His position as Admor was inherited by his eldest son, Rabbi Avraham, whose brother, Rabbi Eliezer (Reb Laiserel), became the Admor in Jezupol. He had two sons – Rabbi Uri, who inherited his father's position in Jezupol, and Rabbi Nachum, who became the rabbi of Stratyn in the year 1865 at the age of eighteen. After a few years he moved to Bursztyn and was the Admor there until 1914. He was a Cabalist and a very erudite man who published four books on Cabala – Imre Tov, Imre Chaim, Imre Brachah, and Imre Ratzon. He established a stately court in Bursztyn where a large number of “residents” lived at his expense. There were many “Stratyner Hasidim” in the surrounding towns of Bursztyn, Rohatyn, Bukaczowce, Bolszowce, and Nadworna. After his passing in 1915 the Stratyn court was divided up into two courts – one headed by his son, Eliezer, and the other, by his son-in-law, Rabbi Isaac of Podhajce. The son of Rabbi Eliezer, Rabbi Moshe, renewed his grandfather's court in Bursztyn in 1935. He was killed together with his wife and children during the Holocaust.
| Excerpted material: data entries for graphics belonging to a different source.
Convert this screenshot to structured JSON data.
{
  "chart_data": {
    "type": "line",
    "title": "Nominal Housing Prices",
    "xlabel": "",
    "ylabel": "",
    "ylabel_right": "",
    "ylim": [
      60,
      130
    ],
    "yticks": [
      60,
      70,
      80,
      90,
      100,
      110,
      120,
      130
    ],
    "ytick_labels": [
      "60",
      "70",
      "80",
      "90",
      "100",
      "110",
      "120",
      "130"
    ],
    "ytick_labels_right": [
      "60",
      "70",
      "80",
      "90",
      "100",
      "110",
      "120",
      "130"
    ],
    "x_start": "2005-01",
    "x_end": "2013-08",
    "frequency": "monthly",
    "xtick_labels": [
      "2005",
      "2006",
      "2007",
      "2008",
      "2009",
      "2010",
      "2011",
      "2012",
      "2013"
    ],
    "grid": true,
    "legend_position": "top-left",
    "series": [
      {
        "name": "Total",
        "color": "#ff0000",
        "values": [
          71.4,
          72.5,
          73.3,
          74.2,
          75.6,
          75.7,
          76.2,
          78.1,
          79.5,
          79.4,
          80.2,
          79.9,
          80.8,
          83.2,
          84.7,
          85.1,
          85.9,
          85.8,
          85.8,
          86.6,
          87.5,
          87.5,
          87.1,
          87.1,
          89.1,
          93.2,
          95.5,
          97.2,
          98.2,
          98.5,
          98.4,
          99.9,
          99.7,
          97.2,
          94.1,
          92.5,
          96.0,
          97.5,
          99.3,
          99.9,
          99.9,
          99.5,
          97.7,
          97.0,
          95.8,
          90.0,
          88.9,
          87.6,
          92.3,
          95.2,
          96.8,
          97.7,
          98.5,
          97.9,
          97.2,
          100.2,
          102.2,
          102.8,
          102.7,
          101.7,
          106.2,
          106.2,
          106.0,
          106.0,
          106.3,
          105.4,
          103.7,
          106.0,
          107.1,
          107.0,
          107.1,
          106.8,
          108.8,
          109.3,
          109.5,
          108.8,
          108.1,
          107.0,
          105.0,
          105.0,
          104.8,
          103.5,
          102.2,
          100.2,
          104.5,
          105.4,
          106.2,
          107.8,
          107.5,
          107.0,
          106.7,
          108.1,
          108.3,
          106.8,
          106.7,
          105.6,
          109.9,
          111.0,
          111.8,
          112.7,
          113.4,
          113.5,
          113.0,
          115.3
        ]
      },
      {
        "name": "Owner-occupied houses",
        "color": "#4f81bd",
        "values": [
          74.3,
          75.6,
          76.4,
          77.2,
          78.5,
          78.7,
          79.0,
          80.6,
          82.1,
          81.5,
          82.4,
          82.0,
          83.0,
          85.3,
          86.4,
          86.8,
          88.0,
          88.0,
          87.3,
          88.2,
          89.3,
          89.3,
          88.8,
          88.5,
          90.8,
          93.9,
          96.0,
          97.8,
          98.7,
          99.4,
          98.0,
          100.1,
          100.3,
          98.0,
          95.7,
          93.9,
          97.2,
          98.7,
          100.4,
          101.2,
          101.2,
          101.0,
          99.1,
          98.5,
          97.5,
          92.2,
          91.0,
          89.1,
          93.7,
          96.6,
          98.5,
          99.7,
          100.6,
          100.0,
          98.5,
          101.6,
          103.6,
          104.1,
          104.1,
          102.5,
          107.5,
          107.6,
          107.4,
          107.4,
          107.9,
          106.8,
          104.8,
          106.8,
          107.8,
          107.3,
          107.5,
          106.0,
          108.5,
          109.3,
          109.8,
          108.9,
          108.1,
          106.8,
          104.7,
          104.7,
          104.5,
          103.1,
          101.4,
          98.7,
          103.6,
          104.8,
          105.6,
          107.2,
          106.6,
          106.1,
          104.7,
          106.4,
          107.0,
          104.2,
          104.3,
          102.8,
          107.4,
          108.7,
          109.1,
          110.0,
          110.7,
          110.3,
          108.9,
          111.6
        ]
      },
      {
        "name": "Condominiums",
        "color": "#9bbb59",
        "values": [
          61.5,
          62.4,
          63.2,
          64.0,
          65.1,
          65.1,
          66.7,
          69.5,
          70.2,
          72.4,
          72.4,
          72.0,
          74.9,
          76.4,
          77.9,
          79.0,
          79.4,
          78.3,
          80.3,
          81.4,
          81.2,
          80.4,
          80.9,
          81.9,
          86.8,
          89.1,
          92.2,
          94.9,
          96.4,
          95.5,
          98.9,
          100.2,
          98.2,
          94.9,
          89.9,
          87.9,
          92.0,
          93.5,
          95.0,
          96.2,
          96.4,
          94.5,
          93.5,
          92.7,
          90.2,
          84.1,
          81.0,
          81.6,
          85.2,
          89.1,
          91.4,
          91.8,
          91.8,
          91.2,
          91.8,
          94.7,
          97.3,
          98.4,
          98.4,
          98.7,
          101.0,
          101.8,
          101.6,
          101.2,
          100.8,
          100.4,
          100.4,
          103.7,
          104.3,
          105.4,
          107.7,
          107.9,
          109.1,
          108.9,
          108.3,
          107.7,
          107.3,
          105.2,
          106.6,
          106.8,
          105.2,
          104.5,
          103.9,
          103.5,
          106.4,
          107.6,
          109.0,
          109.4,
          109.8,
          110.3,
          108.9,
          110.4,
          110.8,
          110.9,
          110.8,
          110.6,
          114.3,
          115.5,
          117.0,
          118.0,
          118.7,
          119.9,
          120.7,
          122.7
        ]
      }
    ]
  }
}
Bolszowce: Bolszowce is first mentioned in documents dating from 1436. In 1578 it became the property of the Szeniewski family who owned it until 1624. In the year 1624 it became a town with the right of holding markets. The marketing fairs for oxen were especially well known. In the 19th century the town was owned by Kornel Kaszczonowicz, a well-known Polish statesman, who was a member of the Sejm of Galicia as well as a member of the Austrian parliament.